O Sol da Vastidão estava começando a se intensificar, era cedo da manhã, ainda estava fresco mas logo chegaria ao seu ápice. Os guardas dos portões abrem caminho e me desejam boa sorte, naquele tempo em que estivemos ali as coisas mudaram bastante depois de conquistarmos a confiança de Morgan.

Ando em direção ao leste, a procura dos rastros de Cougar, algumas Rapinas sobrevoando em círculos sob a minha cabeça. Aves malditas, pareciam uma mistura entre um falcão, um abutre e um rato, um animal de fisionomia bem estranha, até mesmo para os padrões dos ermos. Caminho por cerca de meia hora e vejo ao longe um figura caída sob areia, me aproximo com cautela, afinal já havia caído uma vez nesse truque do "andarilho morto", os Carniceiros costumavam se enterrar na areia e aguardar por viajantes desatentos se aproximarem para pilhar o corpo, então atacavam, geralmente acabava na morte do saqueador.

Começo a perceber traços familiares, era Cougar! Ele estava desacordado, aperto o passo duna a baixo e acabo tropeçando em um banco de areia, vou rolando até o assento da duna e me levanto sacudindo as roupas. Ele estava desidratado e parecia pouco consciente, pego uma de minhas garrafas na mochila e faço-o beber um pouco de água.

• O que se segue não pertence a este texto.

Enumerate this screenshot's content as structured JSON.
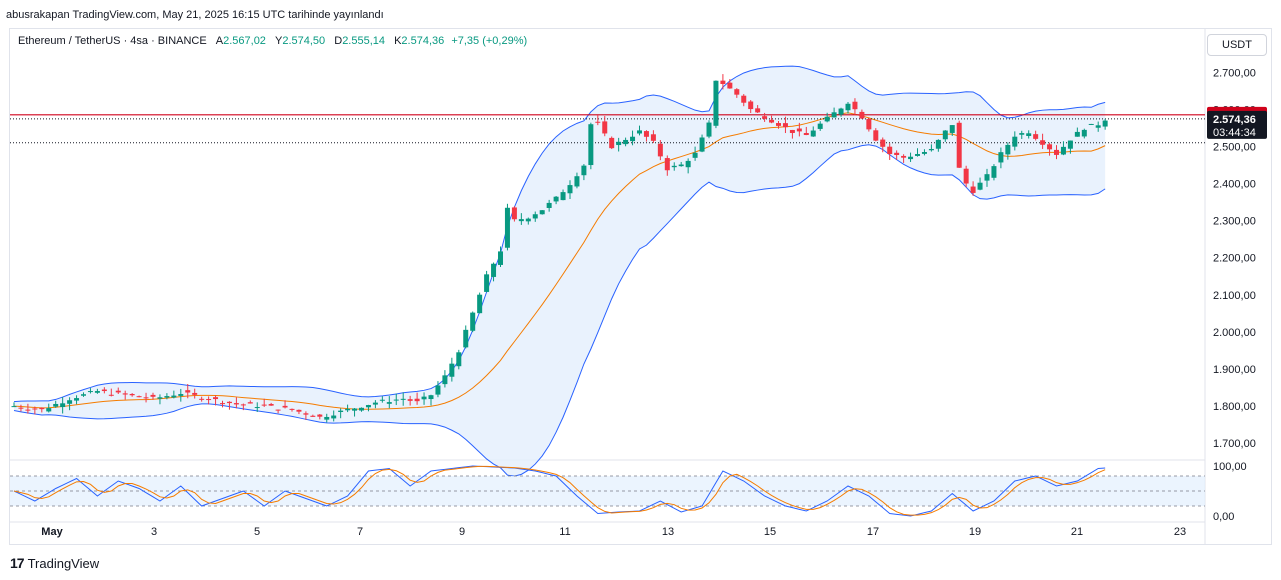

Cougar me olha no fundo dos olhos, parecia agonizar, ainda assim ele aponta uma direção — Vamos lá garoto, vamos buscar Raja... — digo a ele, eu não havia percebido ao tê-lo posto em meu colo, mas não era somente a desidratação, o menino tinha um corte profundo da barriga rasgando até o peito, marcas de hematomas, de alguma forma, eu sabia que ele não havia chegado ao hospital, ele foi emboscando, torturado, mas em troca de quê? Um clarão vindo sol que se escondia atrás das nuvens me fez refletir — A Legião... eles estavam me procurando... — olho para Cougar que começa a sangrar, as lágrimas em seus olhos, eu não conseguiria levá-lo há tempo para Morgan, e não poderia levá-lo comigo.

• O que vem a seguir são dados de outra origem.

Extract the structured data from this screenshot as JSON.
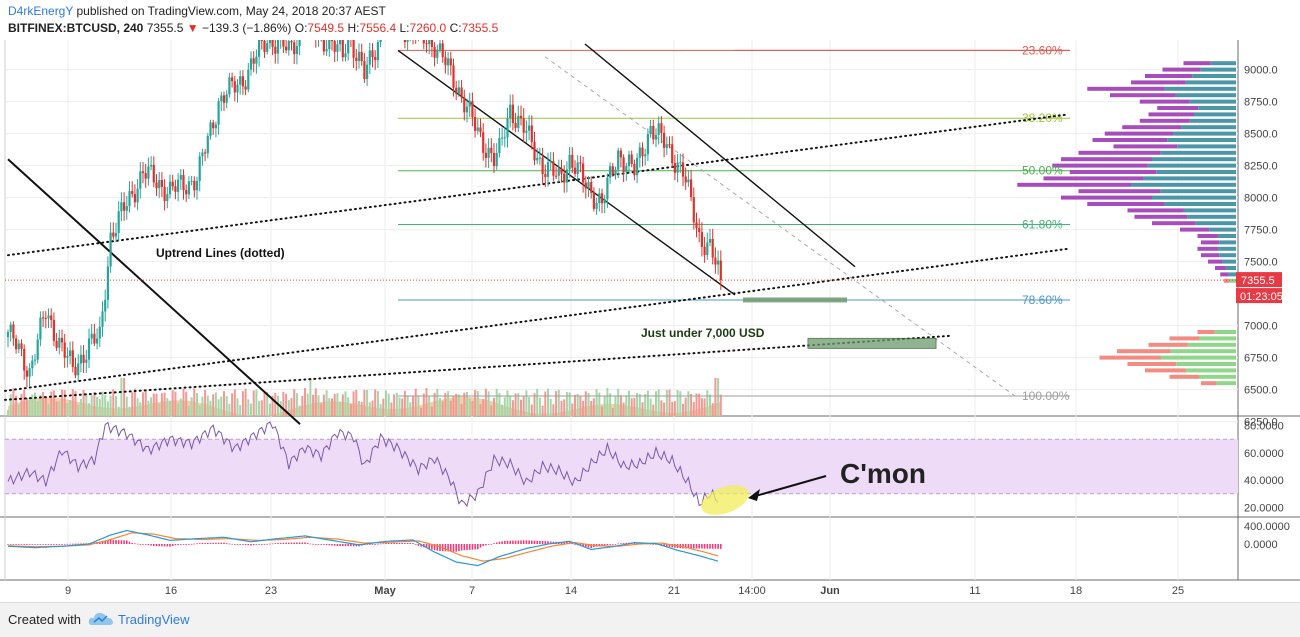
{
  "header": {
    "author": "D4rkEnergY",
    "published_text": "published on TradingView.com, May 24, 2018 20:37 AEST",
    "symbol": "BITFINEX:BTCUSD, 240",
    "last": "7355.5",
    "down_glyph": "▼",
    "change": "−139.3 (−1.86%)",
    "o_label": "O:",
    "o_value": "7549.5",
    "h_label": "H:",
    "h_value": "7556.4",
    "l_label": "L:",
    "l_value": "7260.0",
    "c_label": "C:",
    "c_value": "7355.5"
  },
  "footer": {
    "created_with": "Created with",
    "brand": "TradingView"
  },
  "chart_data": [
    {
      "type": "candlestick",
      "title": "",
      "xlabel": "",
      "ylabel": "",
      "x_tick_labels": [
        "9",
        "16",
        "23",
        "May",
        "7",
        "14",
        "21",
        "14:00",
        "Jun",
        "11",
        "18",
        "25"
      ],
      "y_tick_labels": [
        "9000.0",
        "8750.0",
        "8500.0",
        "8250.0",
        "8000.0",
        "7750.0",
        "7500.0",
        "6750.0",
        "6500.0",
        "6250.0"
      ],
      "y_tick_values": [
        9000,
        8750,
        8500,
        8250,
        8000,
        7750,
        7500,
        6750,
        6500,
        6250
      ],
      "y_tick_7000": "7000.0",
      "ylim": [
        6200,
        9200
      ],
      "grid": true,
      "last_price_label": "7355.5",
      "countdown_label": "01:23:05",
      "ohlc_anchor_path": [
        [
          0,
          6950
        ],
        [
          8,
          6650
        ],
        [
          14,
          7100
        ],
        [
          24,
          6650
        ],
        [
          30,
          6850
        ],
        [
          34,
          6900
        ],
        [
          38,
          7700
        ],
        [
          50,
          8200
        ],
        [
          60,
          8050
        ],
        [
          70,
          8150
        ],
        [
          78,
          8750
        ],
        [
          88,
          8950
        ],
        [
          96,
          9250
        ],
        [
          104,
          9150
        ],
        [
          110,
          9350
        ],
        [
          120,
          9200
        ],
        [
          124,
          9100
        ],
        [
          126,
          9300
        ],
        [
          132,
          8950
        ],
        [
          140,
          9400
        ],
        [
          150,
          9300
        ],
        [
          158,
          9200
        ],
        [
          162,
          9050
        ],
        [
          168,
          8800
        ],
        [
          174,
          8500
        ],
        [
          180,
          8300
        ],
        [
          182,
          8350
        ],
        [
          186,
          8700
        ],
        [
          192,
          8500
        ],
        [
          198,
          8250
        ],
        [
          204,
          8150
        ],
        [
          208,
          8300
        ],
        [
          214,
          8100
        ],
        [
          220,
          7950
        ],
        [
          226,
          8350
        ],
        [
          232,
          8200
        ],
        [
          238,
          8550
        ],
        [
          244,
          8400
        ],
        [
          250,
          8200
        ],
        [
          256,
          7700
        ],
        [
          260,
          7600
        ],
        [
          264,
          7355.5
        ]
      ],
      "fibonacci": [
        {
          "label": "23.60%",
          "price": 9150,
          "color": "#e05a4f"
        },
        {
          "label": "38.20%",
          "price": 8620,
          "color": "#9bc53d"
        },
        {
          "label": "50.00%",
          "price": 8210,
          "color": "#4caf50"
        },
        {
          "label": "61.80%",
          "price": 7790,
          "color": "#43b37a"
        },
        {
          "label": "78.60%",
          "price": 7200,
          "color": "#4a98c9"
        },
        {
          "label": "100.00%",
          "price": 6450,
          "color": "#9e9e9e"
        }
      ],
      "annotations": [
        "Uptrend Lines (dotted)",
        "Just under 7,000 USD"
      ],
      "volume_profile_prices": [
        9050,
        9000,
        8950,
        8900,
        8850,
        8800,
        8750,
        8700,
        8650,
        8600,
        8550,
        8500,
        8450,
        8400,
        8350,
        8300,
        8250,
        8200,
        8150,
        8100,
        8050,
        8000,
        7950,
        7900,
        7850,
        7800,
        7750,
        7700,
        7650,
        7600,
        7550,
        7500,
        7450,
        7400,
        7350,
        6950,
        6900,
        6850,
        6800,
        6750,
        6700,
        6650,
        6600,
        6550
      ],
      "volume_profile_values": [
        0.3,
        0.42,
        0.52,
        0.6,
        0.85,
        0.72,
        0.55,
        0.45,
        0.5,
        0.55,
        0.65,
        0.75,
        0.82,
        0.7,
        0.9,
        1.0,
        1.05,
        0.95,
        1.1,
        1.25,
        0.9,
        1.0,
        0.85,
        0.62,
        0.58,
        0.48,
        0.32,
        0.22,
        0.2,
        0.22,
        0.2,
        0.16,
        0.12,
        0.09,
        0.07,
        0.22,
        0.38,
        0.5,
        0.68,
        0.78,
        0.62,
        0.52,
        0.38,
        0.2
      ]
    },
    {
      "type": "line",
      "title": "",
      "y_tick_labels": [
        "80.0000",
        "60.0000",
        "40.0000",
        "20.0000"
      ],
      "y_tick_values": [
        80,
        60,
        40,
        20
      ],
      "ylim": [
        13,
        87
      ],
      "band": [
        30,
        70
      ],
      "rsi_path": [
        [
          0,
          39
        ],
        [
          8,
          46
        ],
        [
          14,
          39
        ],
        [
          20,
          62
        ],
        [
          26,
          50
        ],
        [
          32,
          55
        ],
        [
          36,
          80
        ],
        [
          44,
          74
        ],
        [
          52,
          62
        ],
        [
          60,
          70
        ],
        [
          68,
          67
        ],
        [
          76,
          78
        ],
        [
          84,
          63
        ],
        [
          92,
          74
        ],
        [
          98,
          82
        ],
        [
          104,
          52
        ],
        [
          110,
          64
        ],
        [
          116,
          58
        ],
        [
          122,
          75
        ],
        [
          128,
          72
        ],
        [
          132,
          50
        ],
        [
          138,
          71
        ],
        [
          144,
          64
        ],
        [
          152,
          48
        ],
        [
          158,
          56
        ],
        [
          164,
          40
        ],
        [
          168,
          22
        ],
        [
          174,
          30
        ],
        [
          180,
          55
        ],
        [
          186,
          52
        ],
        [
          192,
          38
        ],
        [
          198,
          50
        ],
        [
          204,
          47
        ],
        [
          210,
          38
        ],
        [
          216,
          52
        ],
        [
          222,
          63
        ],
        [
          228,
          50
        ],
        [
          234,
          52
        ],
        [
          240,
          60
        ],
        [
          246,
          54
        ],
        [
          252,
          38
        ],
        [
          256,
          23
        ],
        [
          260,
          30
        ],
        [
          264,
          25
        ]
      ],
      "callout": "C'mon"
    },
    {
      "type": "line",
      "title": "",
      "y_tick_labels": [
        "400.0000",
        "0.0000"
      ],
      "y_tick_values": [
        400,
        0
      ],
      "ylim": [
        -800,
        600
      ],
      "macd_path": [
        [
          0,
          -50
        ],
        [
          10,
          -80
        ],
        [
          20,
          -50
        ],
        [
          30,
          0
        ],
        [
          38,
          200
        ],
        [
          44,
          300
        ],
        [
          52,
          200
        ],
        [
          60,
          80
        ],
        [
          70,
          120
        ],
        [
          80,
          150
        ],
        [
          90,
          50
        ],
        [
          100,
          120
        ],
        [
          110,
          180
        ],
        [
          120,
          80
        ],
        [
          130,
          -20
        ],
        [
          140,
          60
        ],
        [
          150,
          90
        ],
        [
          158,
          -180
        ],
        [
          166,
          -400
        ],
        [
          174,
          -480
        ],
        [
          182,
          -280
        ],
        [
          192,
          -100
        ],
        [
          200,
          0
        ],
        [
          208,
          60
        ],
        [
          216,
          -120
        ],
        [
          224,
          -60
        ],
        [
          232,
          30
        ],
        [
          240,
          10
        ],
        [
          248,
          -140
        ],
        [
          256,
          -260
        ],
        [
          264,
          -400
        ]
      ],
      "signal_path": [
        [
          0,
          -40
        ],
        [
          10,
          -60
        ],
        [
          20,
          -50
        ],
        [
          30,
          -20
        ],
        [
          38,
          100
        ],
        [
          46,
          250
        ],
        [
          54,
          220
        ],
        [
          62,
          120
        ],
        [
          72,
          100
        ],
        [
          82,
          120
        ],
        [
          92,
          80
        ],
        [
          102,
          100
        ],
        [
          112,
          150
        ],
        [
          122,
          110
        ],
        [
          132,
          20
        ],
        [
          142,
          40
        ],
        [
          152,
          70
        ],
        [
          160,
          -60
        ],
        [
          168,
          -260
        ],
        [
          176,
          -380
        ],
        [
          184,
          -320
        ],
        [
          194,
          -160
        ],
        [
          202,
          -40
        ],
        [
          210,
          30
        ],
        [
          218,
          -40
        ],
        [
          226,
          -50
        ],
        [
          234,
          0
        ],
        [
          242,
          20
        ],
        [
          250,
          -60
        ],
        [
          258,
          -180
        ],
        [
          264,
          -280
        ]
      ]
    }
  ],
  "colors": {
    "up": "#26a69a",
    "down": "#e0312b",
    "up_vol": "#a5d6a7",
    "down_vol": "#f19a94",
    "volume_area": "#f2c79b",
    "vp_upper_left": "#a64dbb",
    "vp_upper_right": "#4c97a7",
    "vp_lower_left": "#f28b82",
    "vp_lower_right": "#8fd68b",
    "rsi_line": "#7b5aa8",
    "rsi_band": "#eedbf7",
    "macd_line": "#2a98d8",
    "signal_line": "#f58634",
    "hist": "#ef3d7a",
    "price_badge": "#e73a44",
    "channel_fill": "#6e9a6e",
    "ellipse": "#f2ee5a"
  }
}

As Rapinas sobrevoavam as nossas cabeças, gralhando ferozmente. Sinto uma escuridão dentro do peito, não havia escolha. Cougar segurava a dor cerrando os dentes, as lágrimas corriam pelos cantos dos olhos e o sangue melava a areia, o que mais me assustava, era que ele entendia o que eu precisava fazer. Peguei minha pistola. O som das Rapinas gralhando abafou meu tiro, Cougar se foi. Levanto-me — Você será vingado... — deixo o pequeno corpo deitado na areia, me distancio enquanto escuto o som das Rapinas se alimentando, malditas sejam, cada osso partido soava como a morte de um legionário em minha mente.

Ando no deserto por meia hora na direção apontada por Cougar. Ao longe enxergo um grande edifício, semi enterrado na areia, no topo do prédio posso ler em letras de ferro corroídas e enferrujadas "HOSPITAL SAN MARTIN" ali estava, poucos metros a minha frente. Um ronco de motor enfurecido quebra o silêncio do vento na Vastidão, eram os carros da Legião, pude contar 3 carros ao menos, um deles já estava parado na frente do Hospital, achariam Raja e a fariam contar minha localização. Eu precisava agir rápido.

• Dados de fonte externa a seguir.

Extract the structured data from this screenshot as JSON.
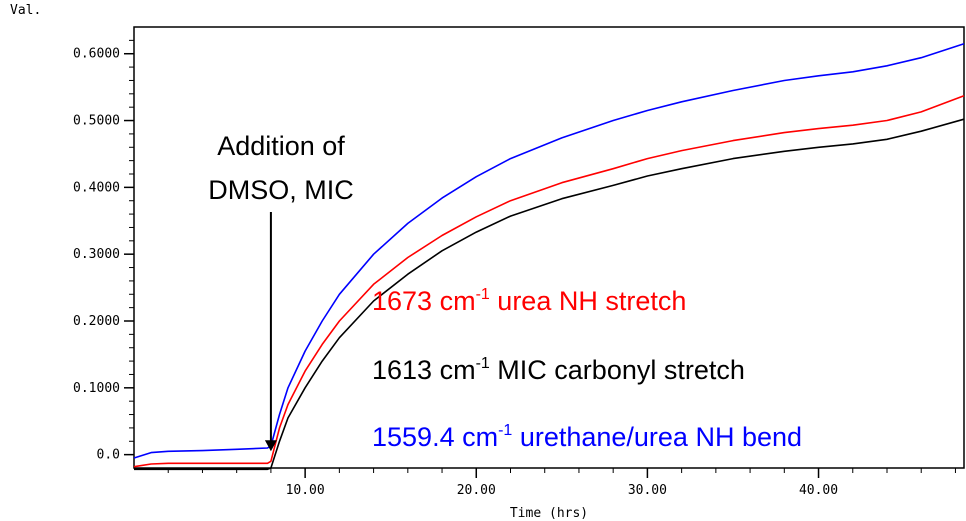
{
  "chart_data": {
    "type": "line",
    "xlabel": "Time (hrs)",
    "ylabel": "Val.",
    "xlim": [
      0,
      48.5
    ],
    "ylim": [
      -0.02,
      0.64
    ],
    "x_ticks": [
      10,
      20,
      30,
      40
    ],
    "x_tick_labels": [
      "10.00",
      "20.00",
      "30.00",
      "40.00"
    ],
    "y_ticks": [
      0.0,
      0.1,
      0.2,
      0.3,
      0.4,
      0.5,
      0.6
    ],
    "y_tick_labels": [
      "0.0",
      "0.1000",
      "0.2000",
      "0.3000",
      "0.4000",
      "0.5000",
      "0.6000"
    ],
    "grid": false,
    "annotation": {
      "line1": "Addition of",
      "line2": "DMSO, MIC",
      "arrow_x": 8.0,
      "arrow_y": 0.005
    },
    "series": [
      {
        "name": "1673 cm-1 urea NH stretch",
        "legend_number": "1673 cm",
        "legend_sup": "-1",
        "legend_desc": " urea NH stretch",
        "color": "#ff0000",
        "x": [
          0,
          1,
          2,
          4,
          6,
          7.8,
          8.0,
          8.5,
          9,
          10,
          11,
          12,
          14,
          16,
          18,
          20,
          22,
          25,
          28,
          30,
          32,
          35,
          38,
          40,
          42,
          44,
          46,
          48.5
        ],
        "y": [
          -0.018,
          -0.014,
          -0.013,
          -0.013,
          -0.013,
          -0.013,
          -0.01,
          0.04,
          0.075,
          0.125,
          0.165,
          0.2,
          0.255,
          0.295,
          0.328,
          0.356,
          0.38,
          0.407,
          0.428,
          0.443,
          0.455,
          0.47,
          0.482,
          0.488,
          0.493,
          0.5,
          0.513,
          0.537
        ]
      },
      {
        "name": "1613 cm-1 MIC carbonyl stretch",
        "legend_number": "1613 cm",
        "legend_sup": "-1",
        "legend_desc": " MIC carbonyl stretch",
        "color": "#000000",
        "x": [
          0,
          1,
          2,
          4,
          6,
          7.8,
          8.0,
          8.5,
          9,
          10,
          11,
          12,
          14,
          16,
          18,
          20,
          22,
          25,
          28,
          30,
          32,
          35,
          38,
          40,
          42,
          44,
          46,
          48.5
        ],
        "y": [
          -0.022,
          -0.022,
          -0.022,
          -0.022,
          -0.022,
          -0.022,
          -0.02,
          0.02,
          0.055,
          0.1,
          0.14,
          0.175,
          0.23,
          0.27,
          0.305,
          0.333,
          0.357,
          0.383,
          0.403,
          0.417,
          0.428,
          0.443,
          0.454,
          0.46,
          0.465,
          0.472,
          0.484,
          0.502
        ]
      },
      {
        "name": "1559.4 cm-1 urethane/urea NH bend",
        "legend_number": "1559.4 cm",
        "legend_sup": "-1",
        "legend_desc": " urethane/urea NH bend",
        "color": "#0000ff",
        "x": [
          0,
          1,
          2,
          4,
          6,
          7.8,
          8.0,
          8.5,
          9,
          10,
          11,
          12,
          14,
          16,
          18,
          20,
          22,
          25,
          28,
          30,
          32,
          35,
          38,
          40,
          42,
          44,
          46,
          48.5
        ],
        "y": [
          -0.005,
          0.003,
          0.005,
          0.006,
          0.008,
          0.01,
          0.013,
          0.06,
          0.1,
          0.155,
          0.2,
          0.24,
          0.3,
          0.346,
          0.384,
          0.416,
          0.443,
          0.474,
          0.5,
          0.515,
          0.528,
          0.545,
          0.56,
          0.567,
          0.573,
          0.582,
          0.594,
          0.615
        ]
      }
    ]
  }
}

Eu observo uma Rapina voando sobre a minha cabeça, não era um bom sinal.

O sacrifício de Cougar não será em vão. Eu salvarei Raja e farei os legionários pagarem. Um a um. Me esgueiro na areia, mantendo uma distância segura. Preciso entrar no prédio sem ser visto. O vento parou de repente, abrupto. Aquilo significava uma coisa apenas. Haveria chuva na Vastidão.

Eu observo a Rapina voando para longe no horizonte, agora sim. Aquilo era um mal sinal.